The origins of the Academy’s public graduate exhibition date back to the 1980s. The first time such an exhibition was held outside the school grounds was in 1992 at Troja Chateau. In 1997, it was shown at Strahov Monastery, in 1999 at the Carolinum and a year later at the Palace of Industry at Prague’s fairgrounds. In 2004, the graduate exhibition was held at the Academy’s recently renovated Modern Gallery, and in 2007 it was shown in the studios inside the Main Building. In 1998, the graduate exhibition was first held at the National Gallery’s Trade Fair Palace, where it has returned sixteen times since. 1998 was also the first year a catalogue was published to go with the exhibition. New additions this year are a website and a Graduation Festival.

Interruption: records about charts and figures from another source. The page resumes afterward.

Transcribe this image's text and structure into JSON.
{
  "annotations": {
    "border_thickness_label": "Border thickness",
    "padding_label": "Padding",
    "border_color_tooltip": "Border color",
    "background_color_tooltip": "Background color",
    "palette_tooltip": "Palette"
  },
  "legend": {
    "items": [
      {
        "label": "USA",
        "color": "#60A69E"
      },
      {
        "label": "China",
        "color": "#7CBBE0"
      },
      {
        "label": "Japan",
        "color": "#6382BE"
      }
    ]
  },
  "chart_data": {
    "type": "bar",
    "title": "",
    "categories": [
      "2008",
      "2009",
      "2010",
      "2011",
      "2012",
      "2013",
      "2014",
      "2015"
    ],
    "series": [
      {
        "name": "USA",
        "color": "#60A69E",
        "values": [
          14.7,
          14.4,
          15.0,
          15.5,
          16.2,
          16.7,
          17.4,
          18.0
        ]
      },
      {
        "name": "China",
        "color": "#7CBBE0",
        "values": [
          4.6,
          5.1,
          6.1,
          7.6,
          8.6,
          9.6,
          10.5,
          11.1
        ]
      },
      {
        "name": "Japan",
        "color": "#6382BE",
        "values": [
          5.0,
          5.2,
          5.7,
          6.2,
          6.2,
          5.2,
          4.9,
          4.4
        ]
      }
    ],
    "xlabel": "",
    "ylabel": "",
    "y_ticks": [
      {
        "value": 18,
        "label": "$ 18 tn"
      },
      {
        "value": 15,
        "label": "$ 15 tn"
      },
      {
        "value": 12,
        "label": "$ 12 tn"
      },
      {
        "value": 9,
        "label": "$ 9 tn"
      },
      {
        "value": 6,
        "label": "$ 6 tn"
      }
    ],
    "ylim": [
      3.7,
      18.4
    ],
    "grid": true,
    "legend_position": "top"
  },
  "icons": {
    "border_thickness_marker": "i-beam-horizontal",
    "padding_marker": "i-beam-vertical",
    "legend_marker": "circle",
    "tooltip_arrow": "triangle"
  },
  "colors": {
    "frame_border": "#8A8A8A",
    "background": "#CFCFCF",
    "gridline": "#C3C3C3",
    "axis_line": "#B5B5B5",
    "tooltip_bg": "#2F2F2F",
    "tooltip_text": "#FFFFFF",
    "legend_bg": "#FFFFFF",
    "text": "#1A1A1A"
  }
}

The decision to hold the graduate exhibition at the Academy’s buildings is thus hardly a dramatic event in its short history. But our motivation is new. Milena Slavická and Jitka Svobodová, who curated the last graduate exhibition to be held on the school’s grounds (2007), based their decision on a lack of financing and insufficient public interest in art. More than ten years later, the decision was a conscious one. The introductions written for the previous twenty AVU graduation catalogues often talk about sending our fresh graduates out into the world. The graduate exhibition is often described as a symbolic transition from the friendly and protected environment of the school into the real and sufficiently harsh world. But this quite natural way of thinking can also give the impression that studying at an art school takes place somehow outside of reality. For this reason, we have decided to bring the world into the school, to show it what we make here and how we make it. This requires some uncomfortable changes and more than a little effort, but it is an opportunity to look at the school and ourselves differently. Reality isn’t something that awaits us only as adults and that we can only properly engage with if we have a diploma in our pocket. The impressive site-specific environment of the Academy of Fine Arts is merely a pleasant bonus for this engagement.